Indiana's unemployment rate ticked up to 8.2 percent in July, the Indiana Department of Workforce Development reported Friday.
But state officials said there could be discrepancies with how the federal government is analyzing Indiana employment figures.
The jobless rate in Indiana was 8 percent in June, and Fridays' report was the first time in about a year the state registered a month-over-month increase in data adjusted for seasonal employment changes. The rate nearly mirrors the national unemployment rate of 8.3 percent in July.
Unemployment rates in Illinois, Kentucky and Michigan rose to 8.9 percent, 8.3 percent and 9 percent, respectively, in July from a month earlier. Ohio's unemployment rate was flat month-over-month at 7.2 percent.
Indiana's unemployment rate rose as a result of a 20,800-person drop in the labor force and the number of unemployed people rising by 4,900 to 259,600 last month. Estimates are made from a survey sample of residents around the country about their employment situations, including whether they're working or looking for work. The U.S. Census Bureau conducts the survey on behalf of the Bureau of Labor Statistics.
The rising unemployment rate comes at a time when other data said Indiana employers continue to add employees to their ranks. For the ninth consecutive month, total nonfarm employment in Indiana increased.
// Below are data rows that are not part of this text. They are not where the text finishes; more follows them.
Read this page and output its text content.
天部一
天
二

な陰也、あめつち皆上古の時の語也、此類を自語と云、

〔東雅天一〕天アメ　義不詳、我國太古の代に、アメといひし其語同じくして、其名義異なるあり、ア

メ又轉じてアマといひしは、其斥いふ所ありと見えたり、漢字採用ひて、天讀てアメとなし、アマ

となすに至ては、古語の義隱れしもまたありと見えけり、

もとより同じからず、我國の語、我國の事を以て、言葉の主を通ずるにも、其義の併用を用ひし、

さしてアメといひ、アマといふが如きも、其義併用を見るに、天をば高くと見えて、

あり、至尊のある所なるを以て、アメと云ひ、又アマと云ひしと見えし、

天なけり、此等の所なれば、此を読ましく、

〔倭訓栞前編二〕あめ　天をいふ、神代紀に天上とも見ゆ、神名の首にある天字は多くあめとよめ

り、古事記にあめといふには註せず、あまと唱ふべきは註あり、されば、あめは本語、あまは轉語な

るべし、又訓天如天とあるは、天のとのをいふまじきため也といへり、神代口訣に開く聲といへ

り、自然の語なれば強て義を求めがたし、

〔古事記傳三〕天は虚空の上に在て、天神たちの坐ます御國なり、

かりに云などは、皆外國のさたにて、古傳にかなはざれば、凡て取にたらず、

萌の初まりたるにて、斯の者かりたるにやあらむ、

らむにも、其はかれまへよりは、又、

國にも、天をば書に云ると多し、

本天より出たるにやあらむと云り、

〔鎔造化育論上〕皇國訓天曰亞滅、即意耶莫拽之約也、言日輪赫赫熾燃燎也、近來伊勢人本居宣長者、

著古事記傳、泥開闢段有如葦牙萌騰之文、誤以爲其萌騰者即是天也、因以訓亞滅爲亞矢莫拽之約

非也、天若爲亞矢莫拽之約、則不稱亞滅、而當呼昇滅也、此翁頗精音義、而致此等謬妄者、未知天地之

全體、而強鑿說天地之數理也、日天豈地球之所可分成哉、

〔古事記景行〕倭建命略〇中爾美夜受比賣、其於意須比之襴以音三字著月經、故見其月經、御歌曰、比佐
Last month, the government sector accounted for 7,600 of the 10,700 jobs gained in seasonally adjusted data.
Estimates follow a monthly survey of businesses and government agencies for payroll data.
"We have raised several questions with the U.S. Bureau of Labor Statistics about discrepancies in June and July’s labor force data," said Scott Sanders, commissioner of the Department of Workforce Development. "The numbers seem to indicate nearly 46,000 Hoosiers went from gainfully employed in May to missing from the labor force in July, with no explanation."
A representative from the Bureau of Labor Statistics reached Friday declined to provide comment on the state's commentary about the data.
Sanders also noted that while monthly data is volatile, the more reliable long-term numbers show Indiana is still significantly outperforming the U.S. average for private sector job growth, manufacturing growth and nearly every other employment sector in 2012.